Die erste Instruktion, Set Interrupt Flag, kennen wir doch bereits aus Aufgabe 2, das aktiviert schlicht Unterbrechungen. Und Halt stoppt laut Intel Manual die Ausführung weiterer Instruktionen und setzt die aktuelle CPU in den "Halt" Zustand, bis sie durch eine Unterbrechung wieder aufwacht – sofern Unterbrechungen aktiviert sind. Ohne aktiven Unterbrechungen wird hlt
ewig schlafen, bis die CPU neu gestartet wird – wir nutzen dieses Verhalten zum Beispiel in Core::die()
.
Also wir brauchen beide Instruktionen, um Unterbrechungen zu aktivieren und dann zu schlafen, haben wir also immer zwischen den beiden eine potenzielle Dornröschenschlafgefahr? Nun, nicht ganz, Denn die sti
Instruktion ist ein wenig komplexer, wie das Intel Manual offenbart: Sie aktiviert Unterbrechungen nicht direkt, sondern erst zusammen mit der nachfolgenden Instruktion. Dadurch wird sti
quasi atomar mit hlt
ausgeführt, wir können zwischen beiden Instruktionen nicht unterbrochen werden – sofern natürlich die Interrupts zuvor aus waren.

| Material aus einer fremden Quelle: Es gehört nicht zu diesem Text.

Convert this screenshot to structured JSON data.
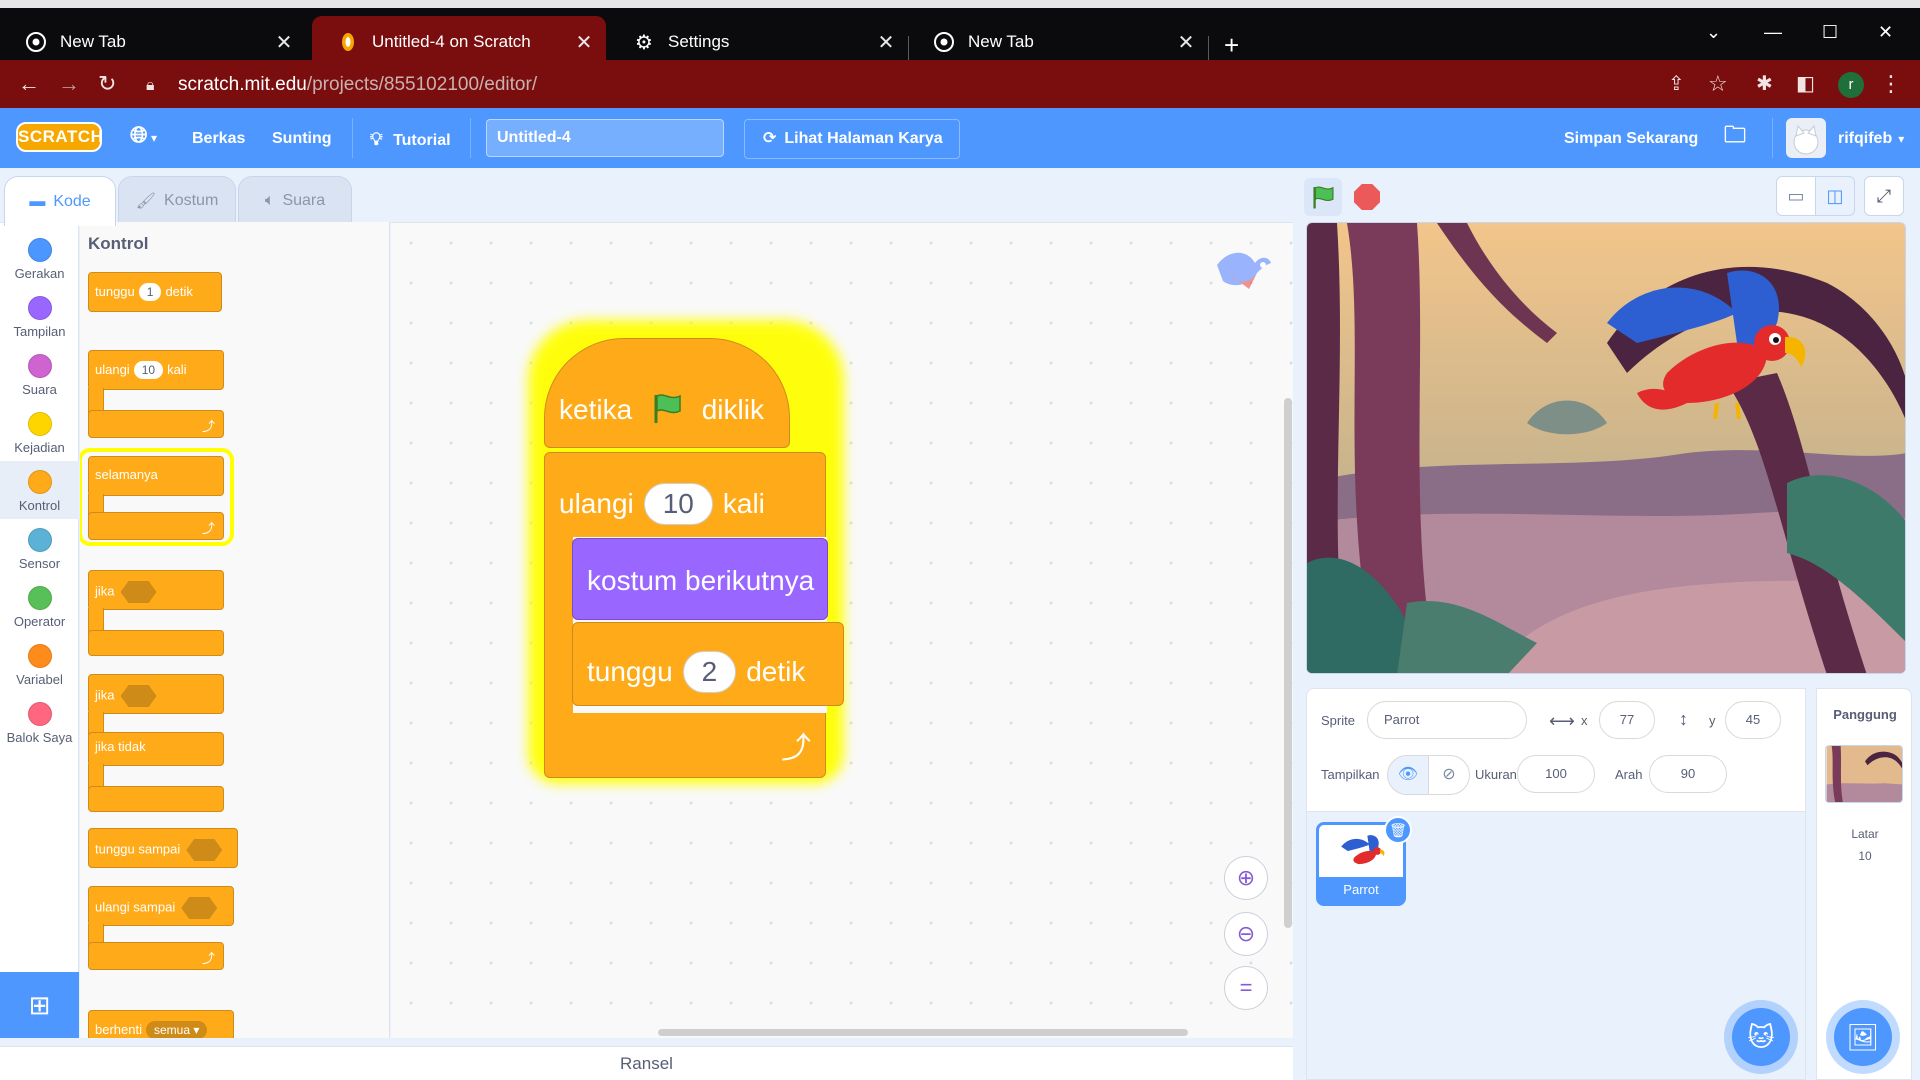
{
  "browser": {
    "tabs": [
      {
        "title": "New Tab"
      },
      {
        "title": "Untitled-4 on Scratch"
      },
      {
        "title": "Settings"
      },
      {
        "title": "New Tab"
      }
    ],
    "url_host": "scratch.mit.edu",
    "url_path": "/projects/855102100/editor/",
    "profile_initial": "r"
  },
  "menu": {
    "logo": "SCRATCH",
    "file": "Berkas",
    "edit": "Sunting",
    "tutorial": "Tutorial",
    "project_title": "Untitled-4",
    "see_project": "Lihat Halaman Karya",
    "save_now": "Simpan Sekarang",
    "username": "rifqifeb"
  },
  "editor_tabs": {
    "code": "Kode",
    "costumes": "Kostum",
    "sounds": "Suara"
  },
  "categories": [
    {
      "label": "Gerakan",
      "color": "#4c97ff"
    },
    {
      "label": "Tampilan",
      "color": "#9966ff"
    },
    {
      "label": "Suara",
      "color": "#cf63cf"
    },
    {
      "label": "Kejadian",
      "color": "#ffd500"
    },
    {
      "label": "Kontrol",
      "color": "#ffab19"
    },
    {
      "label": "Sensor",
      "color": "#5cb1d6"
    },
    {
      "label": "Operator",
      "color": "#59c059"
    },
    {
      "label": "Variabel",
      "color": "#ff8c1a"
    },
    {
      "label": "Balok Saya",
      "color": "#ff6680"
    }
  ],
  "palette": {
    "heading": "Kontrol",
    "wait_label": "tunggu",
    "wait_value": "1",
    "wait_unit": "detik",
    "repeat_label": "ulangi",
    "repeat_value": "10",
    "repeat_unit": "kali",
    "forever_label": "selamanya",
    "if_label": "jika",
    "if_else_label": "jika",
    "else_label": "jika tidak",
    "wait_until_label": "tunggu sampai",
    "repeat_until_label": "ulangi sampai",
    "stop_label": "berhenti",
    "stop_option": "semua"
  },
  "script": {
    "hat_when": "ketika",
    "hat_clicked": "diklik",
    "repeat_label": "ulangi",
    "repeat_value": "10",
    "repeat_unit": "kali",
    "next_costume": "kostum berikutnya",
    "wait_label": "tunggu",
    "wait_value": "2",
    "wait_unit": "detik"
  },
  "backpack": "Ransel",
  "sprite_info": {
    "sprite_label": "Sprite",
    "sprite_name": "Parrot",
    "x_label": "x",
    "x": "77",
    "y_label": "y",
    "y": "45",
    "show_label": "Tampilkan",
    "size_label": "Ukuran",
    "size": "100",
    "direction_label": "Arah",
    "direction": "90"
  },
  "sprites": [
    {
      "name": "Parrot"
    }
  ],
  "stage_panel": {
    "heading": "Panggung",
    "backdrops_label": "Latar",
    "backdrops_count": "10"
  },
  "colors": {
    "scratch_blue": "#4d97ff",
    "control": "#ffab19",
    "looks": "#9966ff",
    "browser_frame": "#7a0e0e"
  }
}
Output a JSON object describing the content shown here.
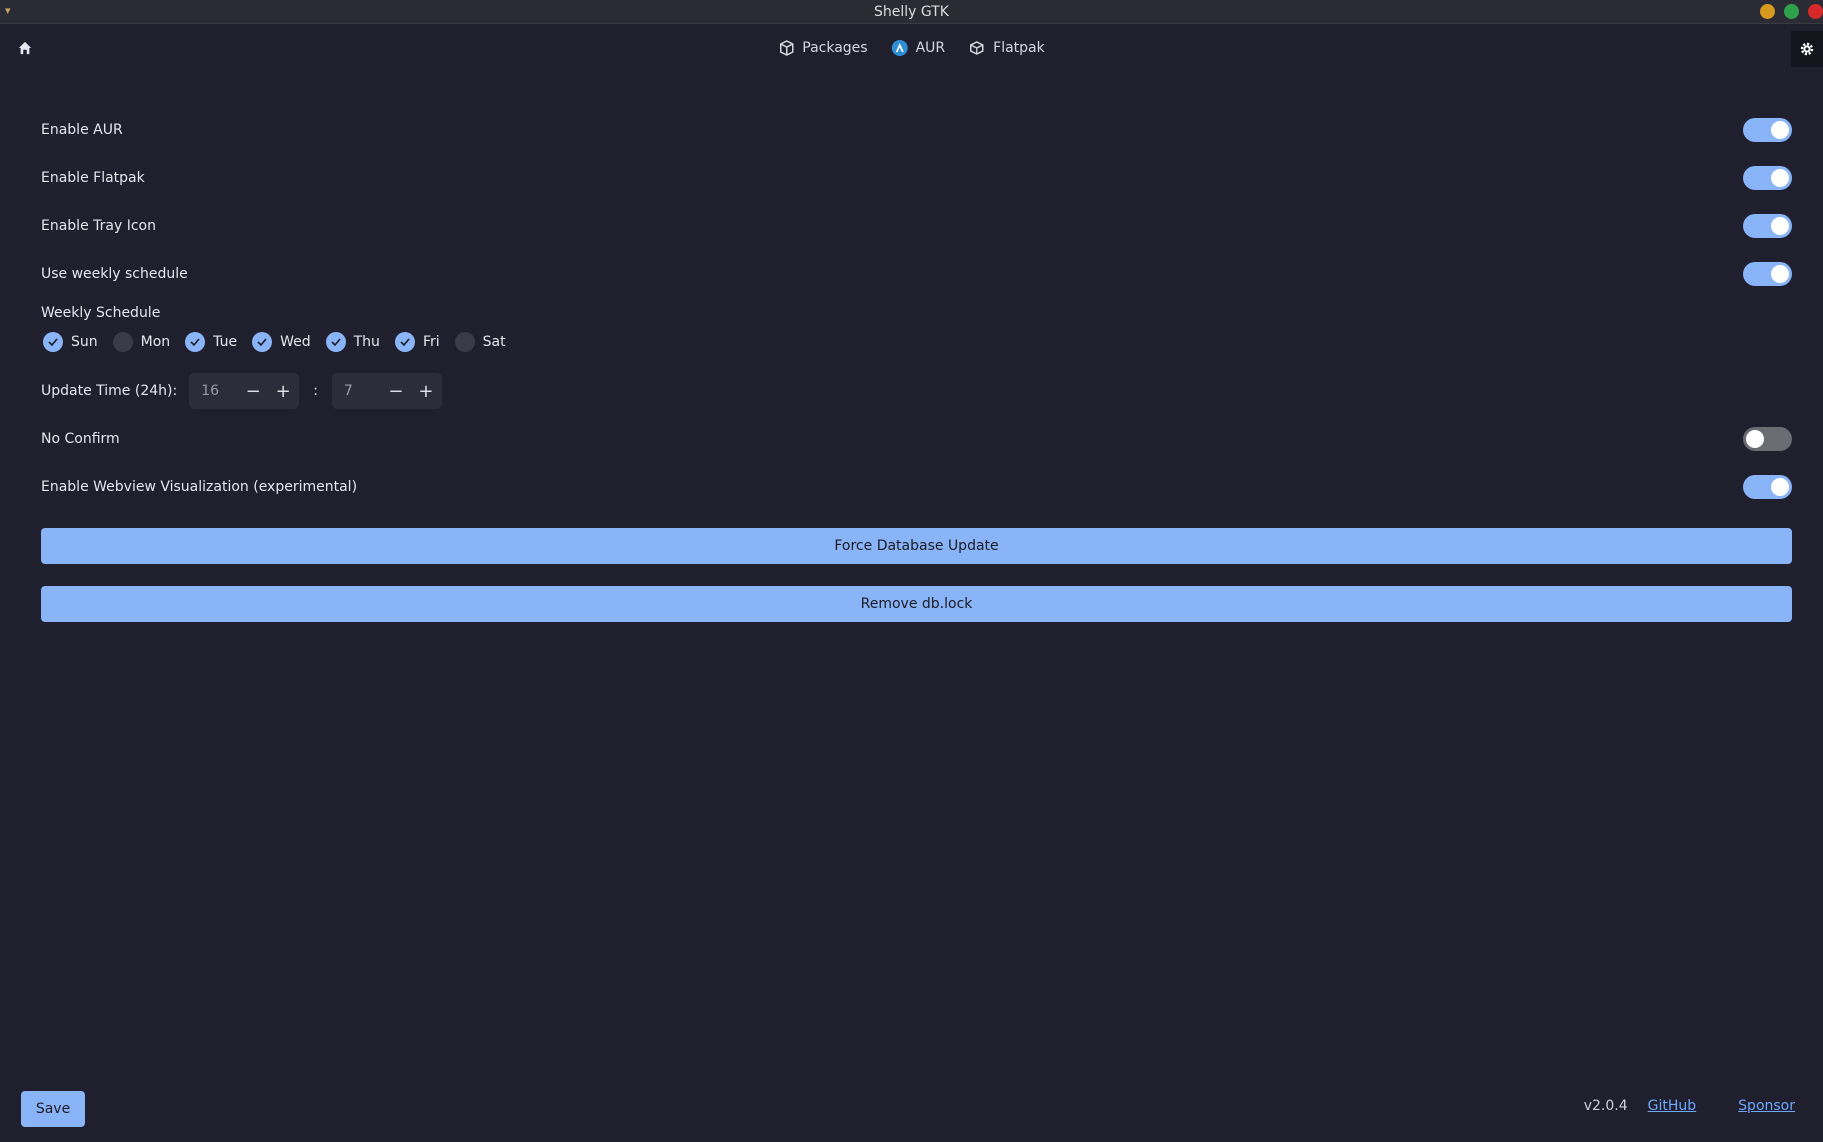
{
  "window": {
    "title": "Shelly GTK",
    "controls": [
      {
        "name": "minimize",
        "color": "#d69a1e"
      },
      {
        "name": "maximize",
        "color": "#2fa14a"
      },
      {
        "name": "close",
        "color": "#d62a2a"
      }
    ]
  },
  "nav": {
    "tabs": [
      {
        "label": "Packages",
        "icon": "package-icon"
      },
      {
        "label": "AUR",
        "icon": "aur-icon"
      },
      {
        "label": "Flatpak",
        "icon": "flatpak-icon"
      }
    ]
  },
  "settings": {
    "enable_aur": {
      "label": "Enable AUR",
      "on": true
    },
    "enable_flatpak": {
      "label": "Enable Flatpak",
      "on": true
    },
    "enable_tray": {
      "label": "Enable Tray Icon",
      "on": true
    },
    "weekly": {
      "label": "Use weekly schedule",
      "on": true
    },
    "schedule_label": "Weekly Schedule",
    "days": [
      {
        "label": "Sun",
        "checked": true
      },
      {
        "label": "Mon",
        "checked": false
      },
      {
        "label": "Tue",
        "checked": true
      },
      {
        "label": "Wed",
        "checked": true
      },
      {
        "label": "Thu",
        "checked": true
      },
      {
        "label": "Fri",
        "checked": true
      },
      {
        "label": "Sat",
        "checked": false
      }
    ],
    "time_label": "Update Time (24h):",
    "hour": "16",
    "minute": "7",
    "colon": ":",
    "no_confirm": {
      "label": "No Confirm",
      "on": false
    },
    "webview": {
      "label": "Enable Webview Visualization (experimental)",
      "on": true
    }
  },
  "actions": {
    "force_update": "Force Database Update",
    "remove_lock": "Remove db.lock"
  },
  "footer": {
    "save": "Save",
    "version": "v2.0.4",
    "github": "GitHub",
    "sponsor": "Sponsor"
  },
  "colors": {
    "background": "#1f1f2e",
    "accent": "#8ab4f8",
    "link": "#6ea8ff"
  }
}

Entsprechend können wir nun auch den IdleThread
anpassen, indem wir zuerst Unterbrechungen sperren, bevor wir die Bereitschaftsliste prüfen. Falls diese leer ist, werden atomar Unterbrechungen aktiviert und in den Schlafmodus gewechselt – bis die CPU durch eine Unterbrechung wieder aufgeweckt wird, dann wird erneut diese Schleife durchgearbeitet und die Bereitschaftsliste geprüft. Sobald diese Liste aber nicht leer ist, werden die eben gesperrten Unterbrechungen wieder aktiviert und die Kontrolle dem nächsten Thread übergeben.

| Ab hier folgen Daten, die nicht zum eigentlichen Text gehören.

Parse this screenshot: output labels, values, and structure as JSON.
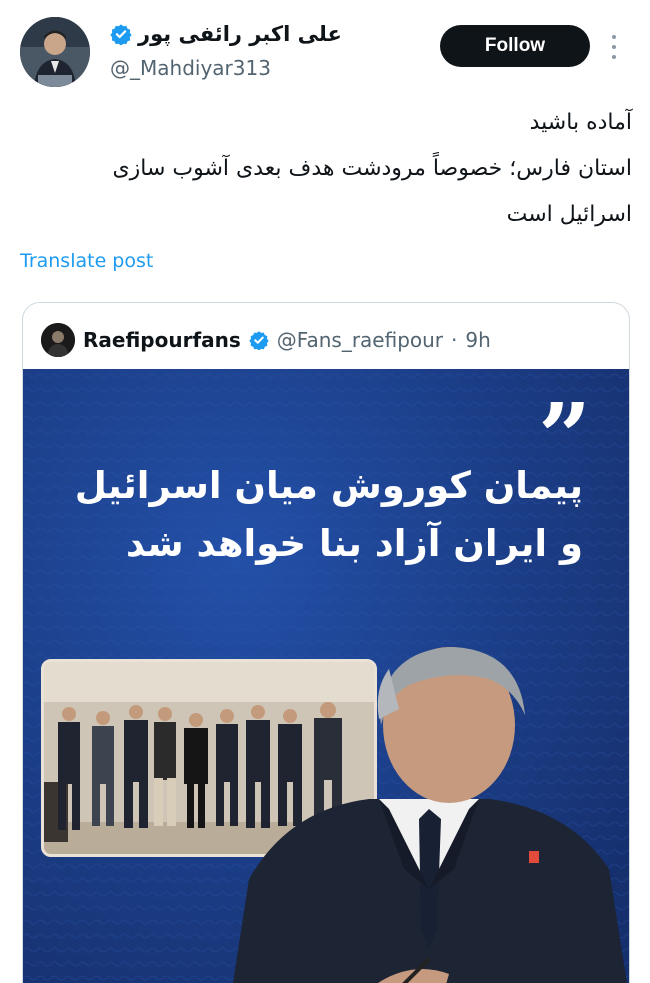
{
  "author": {
    "display_name": "علی اکبر رائفی پور",
    "handle": "@_Mahdiyar313",
    "verified": true
  },
  "actions": {
    "follow_label": "Follow"
  },
  "post": {
    "lines": [
      "آماده باشید",
      "استان فارس؛ خصوصاً مرودشت هدف بعدی آشوب سازی",
      "اسرائیل است"
    ],
    "translate_label": "Translate post"
  },
  "quoted": {
    "name": "Raefipourfans",
    "handle": "@Fans_raefipour",
    "separator": "·",
    "time": "9h",
    "verified": true,
    "image": {
      "quote_mark": "”",
      "headline_lines": [
        "پیمان کوروش میان اسرائیل",
        "و ایران آزاد بنا خواهد شد"
      ]
    }
  },
  "colors": {
    "link_blue": "#1d9bf0",
    "verified_blue": "#1d9bf0",
    "image_background": "#1b3c88",
    "follow_button": "#0f1419"
  }
}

Dadurch ist unser System schon deutlich sparsamer, aber so richtig lange schläft unsere CPU dennoch nicht: Wir bekommen 1000 Unterbrechungen in der Sekunde, entsprechend wird das System 1000 mal in der Sekunde aufgeweckt und geht wieder schlafen – pro Kern. Da die Thematik bezüglich des Energieverbrauchs von Jahr zu Jahr an Relevanz gewinnt, könnt ihr euch dazu die tickless Variante anschauen. Die Grundidee ist sehr einfach: Wir deaktivieren den LAPIC Timer, wenn wir die CPU in den Leerlauf schicken, direkt vor Core::idle()

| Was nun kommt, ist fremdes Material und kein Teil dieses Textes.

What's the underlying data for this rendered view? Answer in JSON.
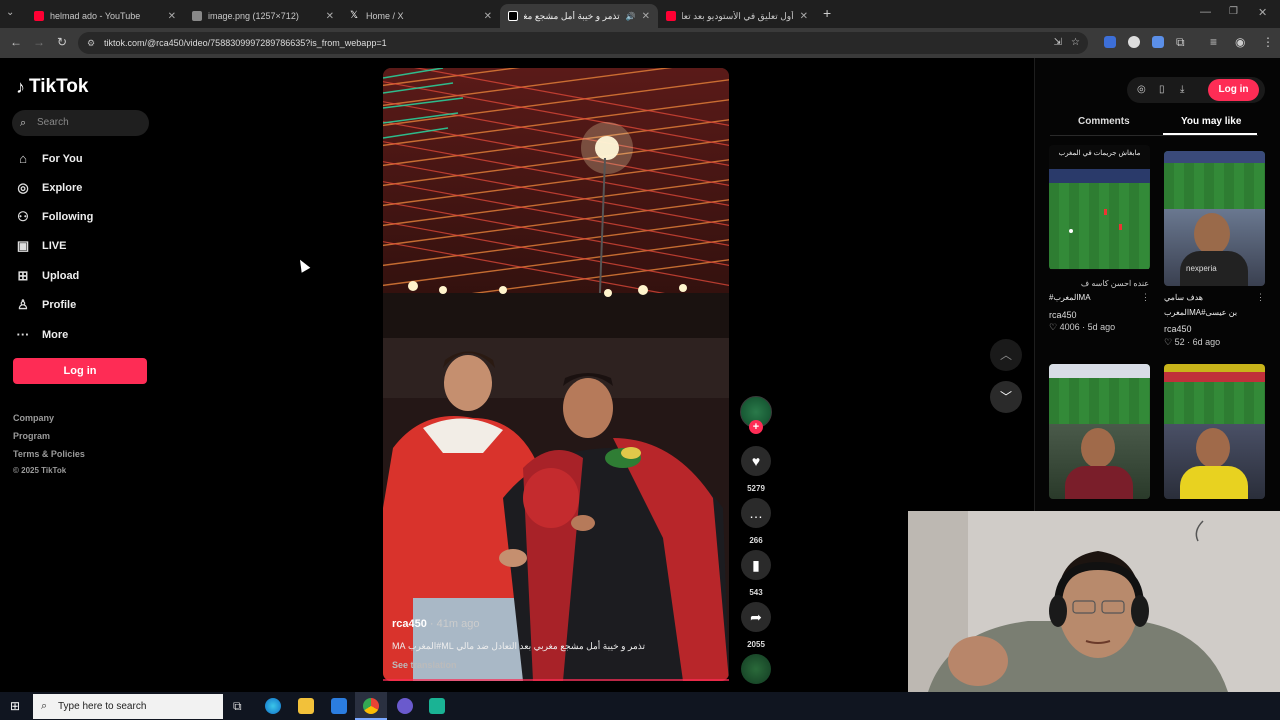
{
  "browser": {
    "tabs": [
      {
        "title": "helmad ado - YouTube",
        "fav_color": "#ff0033",
        "active": false
      },
      {
        "title": "image.png (1257×712)",
        "fav_color": "#888888",
        "active": false
      },
      {
        "title": "Home / X",
        "fav_color": "#ffffff",
        "active": false
      },
      {
        "title": "تذمر و خيبة أمل مشجع مغربي",
        "fav_color": "#ffffff",
        "active": true
      },
      {
        "title": "أول تعليق في الأستوديو بعد تعا",
        "fav_color": "#ff0033",
        "active": false
      }
    ],
    "new_tab": "+",
    "url": "tiktok.com/@rca450/video/7588309997289786635?is_from_webapp=1"
  },
  "sidebar": {
    "logo": "TikTok",
    "search_placeholder": "Search",
    "nav": [
      {
        "label": "For You",
        "icon": "home-icon"
      },
      {
        "label": "Explore",
        "icon": "compass-icon"
      },
      {
        "label": "Following",
        "icon": "following-icon"
      },
      {
        "label": "LIVE",
        "icon": "live-icon"
      },
      {
        "label": "Upload",
        "icon": "upload-icon"
      },
      {
        "label": "Profile",
        "icon": "profile-icon"
      },
      {
        "label": "More",
        "icon": "more-icon"
      }
    ],
    "login": "Log in",
    "footer": [
      "Company",
      "Program",
      "Terms & Policies",
      "© 2025 TikTok"
    ]
  },
  "video": {
    "author": "rca450",
    "time": " · 41m ago",
    "caption": "تذمر و خيبة أمل مشجع مغربي بعد التعادل ضد مالي ML#المغرب MA",
    "see_translation": "See translation"
  },
  "actions": {
    "likes": "5279",
    "comments": "266",
    "saves": "543",
    "shares": "2055"
  },
  "right_panel": {
    "login": "Log in",
    "tabs": [
      "Comments",
      "You may like"
    ],
    "active_tab": "You may like",
    "cards": [
      {
        "overlay": "مابغاش جريمات في المغرب",
        "caption": "عنده احسن كاسه ف",
        "title": "#المغربMA",
        "author": "rca450",
        "likes": "4006",
        "age": "5d ago"
      },
      {
        "overlay": "",
        "caption": "nexperia",
        "title": "هدف سامي",
        "title2": "بن عيسى#MAالمغرب",
        "author": "rca450",
        "likes": "52",
        "age": "6d ago"
      }
    ]
  },
  "taskbar": {
    "search_placeholder": "Type here to search"
  },
  "colors": {
    "accent": "#fe2c55",
    "background": "#000000"
  }
}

, mittels den neuen Funktionen Watch::block()
und Watch::unblock()
. Dabei sollten wir den Bellringer
nicht außer acht lassen, sobald mindestens ein Thread sich zeitgesteuert schlafen gelegt hat, darf die CPU, die dies behandelt, natürlich nicht den Timer deaktivieren.
In MPStuBS kann es nun noch vorkommen, dass mehrere Threads bereit werden, aber sich die anderen CPUs noch im Tiefschlaf befinden. Während es bei aktivem LAPIC Timer dann eine Verzögerung von maximal einer Millisekunde bis zur Abarbeitung gibt, kann das bei Tickless Kernel prinzipiell ewig dauern. Wir wollen aber, das eine Abarbeitung sofort beginnt, also alle im Leerlauf befindlichen CPUs aufwachen und die Threads einlasten. Dies lässt sich natürlich mit einem WakeUp
-IPI (einem Inter Processor Interrupt) umsetzen – analog zum kill
en von Threads, wie in der letzten Aufgabe.